Disclaimer: About This Blog

THIS BLOG IS: my personal journey of how I am rethinking some of my spiritual beliefs.
THIS BLOG IS NOT: intended to point fingers at people who I think are wrong.
I do not believe the final judgement will be based on how many correct answers we get on a theology exam. I believe many people throughout history have had genuine relationships with our Lord and Saviour Jesus, despite holding questionable beliefs and practices. I make no claim to having it all figured out or being your judge. If we end up disagreeing over these topics I pray we can find a way to demonstrate grace.

Saturday, January 5, 2013

Scheduled Gatherings

A few thoughts about how we like to schedule many of our gatherings.

We like to schedule when we get together.
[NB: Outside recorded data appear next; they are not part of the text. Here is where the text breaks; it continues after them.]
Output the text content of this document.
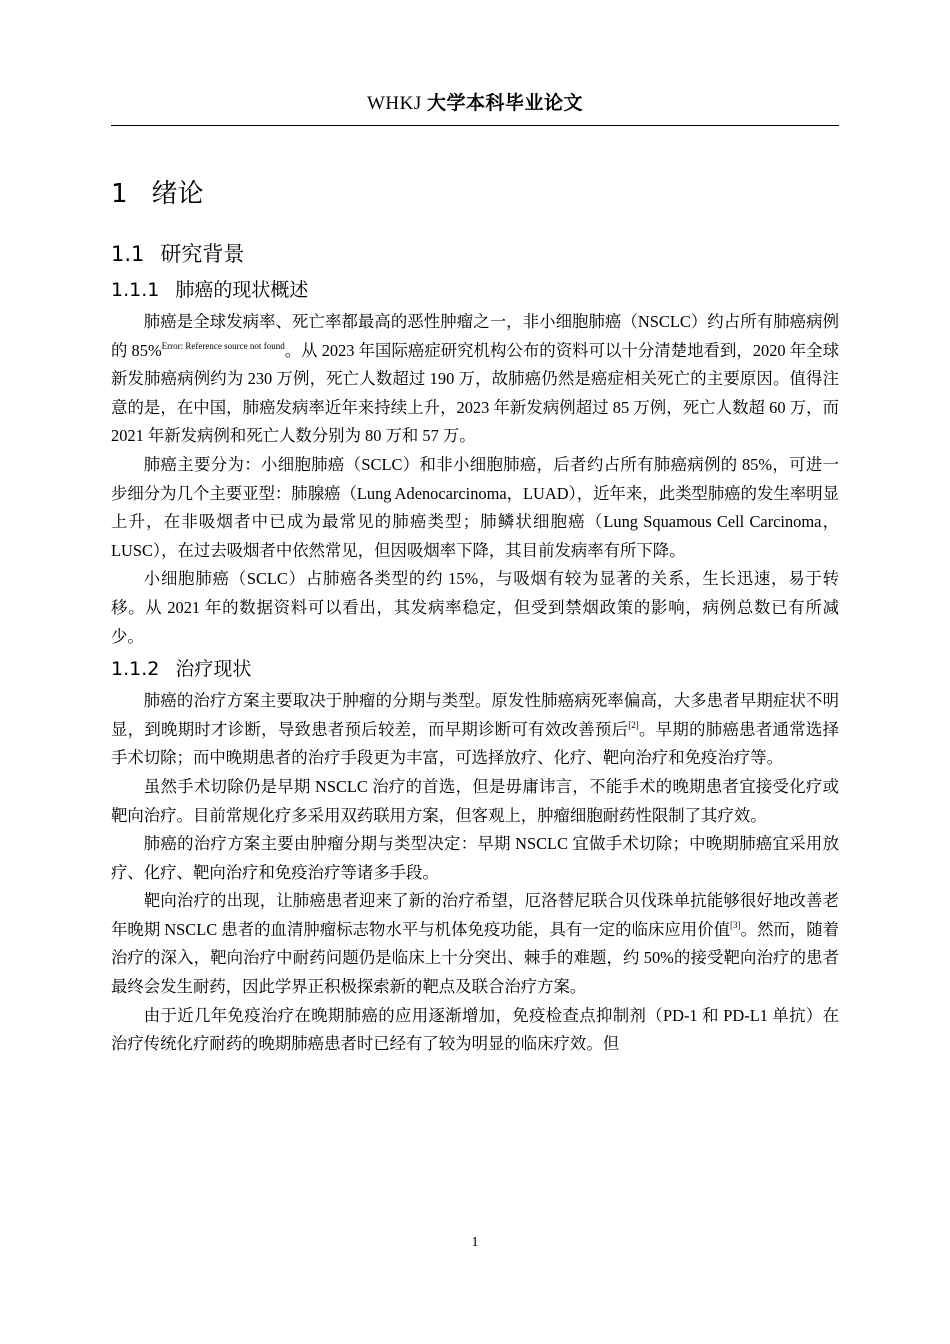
WHKJ 大学本科毕业论文
1 绪论
1.1 研究背景
1.1.1 肺癌的现状概述

肺癌是全球发病率、死亡率都最高的恶性肿瘤之一，非小细胞肺癌（NSCLC）约占所有肺癌病例的 85%$^{Error: Reference source not found}$。从 2023 年国际癌症研究机构公布的资料可以十分清楚地看到，2020 年全球新发肺癌病例约为 230 万例，死亡人数超过 190 万，故肺癌仍然是癌症相关死亡的主要原因。值得注意的是，在中国，肺癌发病率近年来持续上升，2023 年新发病例超过 85 万例，死亡人数超 60 万，而 2021 年新发病例和死亡人数分别为 80 万和 57 万。

肺癌主要分为：小细胞肺癌（SCLC）和非小细胞肺癌，后者约占所有肺癌病例的 85%，可进一步细分为几个主要亚型：肺腺癌（Lung Adenocarcinoma，LUAD），近年来，此类型肺癌的发生率明显上升，在非吸烟者中已成为最常见的肺癌类型；肺鳞状细胞癌（Lung Squamous Cell Carcinoma，LUSC），在过去吸烟者中依然常见，但因吸烟率下降，其目前发病率有所下降。

小细胞肺癌（SCLC）占肺癌各类型的约 15%，与吸烟有较为显著的关系，生长迅速，易于转移。从 2021 年的数据资料可以看出，其发病率稳定，但受到禁烟政策的影响，病例总数已有所减少。

1.1.2 治疗现状

肺癌的治疗方案主要取决于肿瘤的分期与类型。原发性肺癌病死率偏高，大多患者早期症状不明显，到晚期时才诊断，导致患者预后较差，而早期诊断可有效改善预后[2]。早期的肺癌患者通常选择手术切除；而中晚期患者的治疗手段更为丰富，可选择放疗、化疗、靶向治疗和免疫治疗等。

虽然手术切除仍是早期 NSCLC 治疗的首选，但是毋庸讳言，不能手术的晚期患者宜接受化疗或靶向治疗。目前常规化疗多采用双药联用方案，但客观上，肿瘤细胞耐药性限制了其疗效。

肺癌的治疗方案主要由肿瘤分期与类型决定：早期 NSCLC 宜做手术切除；中晚期肺癌宜采用放疗、化疗、靶向治疗和免疫治疗等诸多手段。

靶向治疗的出现，让肺癌患者迎来了新的治疗希望，厄洛替尼联合贝伐珠单抗能够很好地改善老年晚期 NSCLC 患者的血清肿瘤标志物水平与机体免疫功能，具有一定的临床应用价值[3]。然而，随着治疗的深入，靶向治疗中耐药问题仍是临床上十分突出、棘手的难题，约 50%的接受靶向治疗的患者最终会发生耐药，因此学界正积极探索新的靶点及联合治疗方案。

由于近几年免疫治疗在晚期肺癌的应用逐渐增加，免疫检查点抑制剂（PD-1 和 PD-L1 单抗）在治疗传统化疗耐药的晚期肺癌患者时已经有了较为明显的临床疗效。但

1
In my culture/circle, people don't just drop by uninvited.  Growing up in the country I remember it was common for people to just knock on someone's door and stop by for coffee/tea and a short visit. We have experienced this on some visits with friends in Mexico too. We have just gone to people's homes, they have welcomed us in, and we have visited, shared some Scripture, shared our testimonies, and more.  But where I live - we like to schedule when we get together with people.

We also like to schedule what we do when we get together.  Sometimes we invite one or two families over for dinner. Sometimes we invite larger groups over, order pizza, have a bonfire, or just hanging out. Sometimes we invite people to go with us for a bike ride, skating, or some activity. Sometimes we invite people to come to our home to study the Bible. Sometimes we get together with the purpose of prayer. Other times we get together with believers for the purpose of singing and listening to a sermon.  I suspect people like to know what they are going to do when they get together before they decide to show up.
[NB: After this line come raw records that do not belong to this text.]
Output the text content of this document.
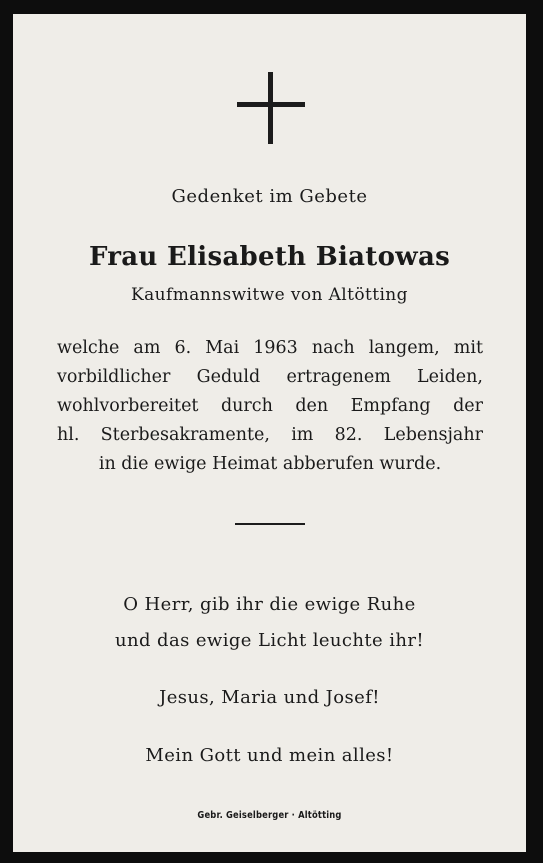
Gedenket im Gebete
Frau Elisabeth Biatowas
Kaufmannswitwe von Altötting
welche am 6. Mai 1963 nach langem, mit
vorbildlicher Geduld ertragenem Leiden,
wohlvorbereitet durch den Empfang der
hl. Sterbesakramente, im 82. Lebensjahr
in die ewige Heimat abberufen wurde.
O Herr, gib ihr die ewige Ruhe
und das ewige Licht leuchte ihr!
Jesus, Maria und Josef!
Mein Gott und mein alles!
Gebr. Geiselberger · Altötting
I am thinking about the gatherings that we plan.  I am wondering if it is possible to have more spiritual purpose whenever I get together with other believers.  For example, if we invite a family over for dinner, what is stopping us from sharing some Scripture and spending some time in prayer.  What about music? I suspect this may create some awkward moments.

I can't help wonder how it was for the early church.
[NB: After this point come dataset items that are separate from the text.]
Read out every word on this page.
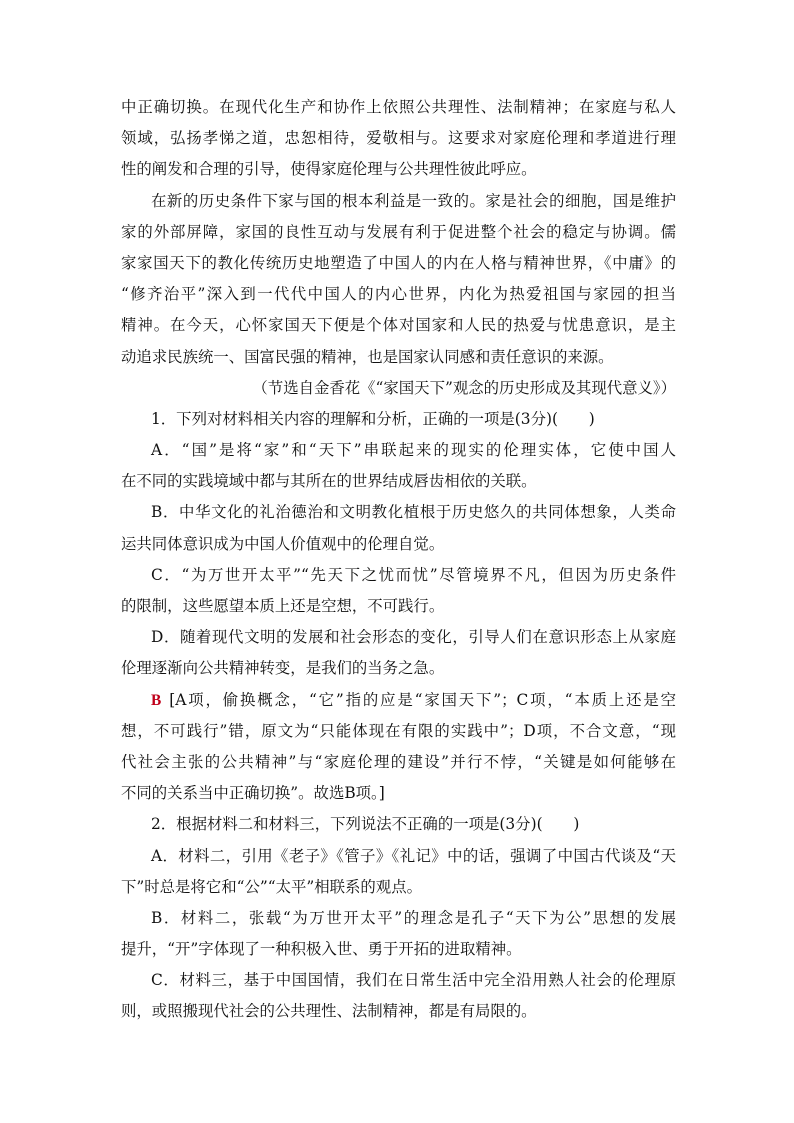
中正确切换。在现代化生产和协作上依照公共理性、法制精神；在家庭与私人
领域，弘扬孝悌之道，忠恕相待，爱敬相与。这要求对家庭伦理和孝道进行理
性的阐发和合理的引导，使得家庭伦理与公共理性彼此呼应。
在新的历史条件下家与国的根本利益是一致的。家是社会的细胞，国是维护
家的外部屏障，家国的良性互动与发展有利于促进整个社会的稳定与协调。儒
家家国天下的教化传统历史地塑造了中国人的内在人格与精神世界，《中庸》的
“修齐治平”深入到一代代中国人的内心世界，内化为热爱祖国与家园的担当
精神。在今天，心怀家国天下便是个体对国家和人民的热爱与忧患意识，是主
动追求民族统一、国富民强的精神，也是国家认同感和责任意识的来源。
（节选自金香花《“家国天下”观念的历史形成及其现代意义》）
1．下列对材料相关内容的理解和分析，正确的一项是(3分)(　　)
A．“国”是将“家”和“天下”串联起来的现实的伦理实体，它使中国人
在不同的实践境域中都与其所在的世界结成唇齿相依的关联。
B．中华文化的礼治德治和文明教化植根于历史悠久的共同体想象，人类命
运共同体意识成为中国人价值观中的伦理自觉。
C．“为万世开太平”“先天下之忧而忧”尽管境界不凡，但因为历史条件
的限制，这些愿望本质上还是空想，不可践行。
D．随着现代文明的发展和社会形态的变化，引导人们在意识形态上从家庭
伦理逐渐向公共精神转变，是我们的当务之急。
B [A项，偷换概念，“它”指的应是“家国天下”；C项，“本质上还是空
想，不可践行”错，原文为“只能体现在有限的实践中”；D项，不合文意，“现
代社会主张的公共精神”与“家庭伦理的建设”并行不悖，“关键是如何能够在
不同的关系当中正确切换”。故选B项。]
2．根据材料二和材料三，下列说法不正确的一项是(3分)(　　)
A．材料二，引用《老子》《管子》《礼记》中的话，强调了中国古代谈及“天
下”时总是将它和“公”“太平”相联系的观点。
B．材料二，张载“为万世开太平”的理念是孔子“天下为公”思想的发展
提升，“开”字体现了一种积极入世、勇于开拓的进取精神。
C．材料三，基于中国国情，我们在日常生活中完全沿用熟人社会的伦理原
则，或照搬现代社会的公共理性、法制精神，都是有局限的。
Maybe we need to first answer why we gather as believers. A blogger brother Alan Knox has focused his studies on the topic of the gatherings of the church in Scripture. His post today is on this topic:
Alan concludes that according to Paul, every gathering of the church (people) should have the goal of mutual edification.

So as I think of the many different get together I have with other believers.  How can I engage in building each other up to become more like Christ?  Some activities and settings may be more suited to this than others, but I don't know if there are any settings where this goal should be ignored.

I also realize this is a different way of looking at gatherings of the church than most of my brothers and sisters are used to.  I should proceed with some sensitivity and care.

I'd love to hear your thoughts.

Related posts:


Greg Gamble said...

hi Jon
My wife grew up in a Cambodian village, before and during the Kmer Rouge revolution.In the years before the agrarian agenda re-contextualized the nations innocence and harmony into a killing field, there was a social dynamic that was similar to Israel's in Jesus day. There was an understanding by everyone that as new generations emerged, families reworked their living situations to facilitate a close daily togetherness, where family and friends were in such close proximity that they never needed to intentionally meet. Life was a meeting of one another, functions were shared by everyone with top down leadership, local vernacular fed the culture with meaningful narrative. Sharing food, lodging, money, help and advice was the glue that empowered them to resist the lure of wealth and power, which constantly tempts all men to think the grass is greener elsewhere.
Most indigenous cultures operate within some form of this dynamic, and its clear to me at least why colonization became the tool by which advanced hierarchies systematically destroyed and are destroying the remainder of them.
These village cultures, and early christian culture was one of them, represent the one persistent threat to the complete takeover of mankind that Satan has been working toward since the garden.
These indigenous peoples are usually simple, loving and unsullied by the collective ambition to higher, stronger, bigger that the church has largely adopted as its gospel.
The Lord has been faithful to His people throughout history, always bringing a remnant out of the big assembly line of production religion, to restart a simple walk with him and each other.
Now it appears He is doing it from within the big machinery of churchianity, stirring up discontent within the church at the fatness and complacency.
The churches are in the midst of a pan national conversation in which methods of 'how to be genuine church' are competing for the stage.
Meanwhile, the remnant; small groups of indigenous pioneers are voting with their feet, wallets and pens, boldly leaving their basilica lives behind as they venture into the forest of risky relationships with the poor, theological enemies, long ignored neighbors and the unorthodox.
We are going to have to intentionally leave out homelands and seek out a city without foundations, whose builder and maker is God, if we want what Jesus has for us.
The degree of risk we act on determines the speed and capacity of the return on that investment.
We reap what we sow.

Jonathan said...

Wow... well said. Thanks.

"The degree of risk we act on determines the speed and capacity of the return on that investment."

I am struggling with finding balance between acting on my convictions, and causing harm and dis-unity by being misunderstood in the process. But I do pray God will keep guiding my one step at a time, and I won't hesitate to take the next steps.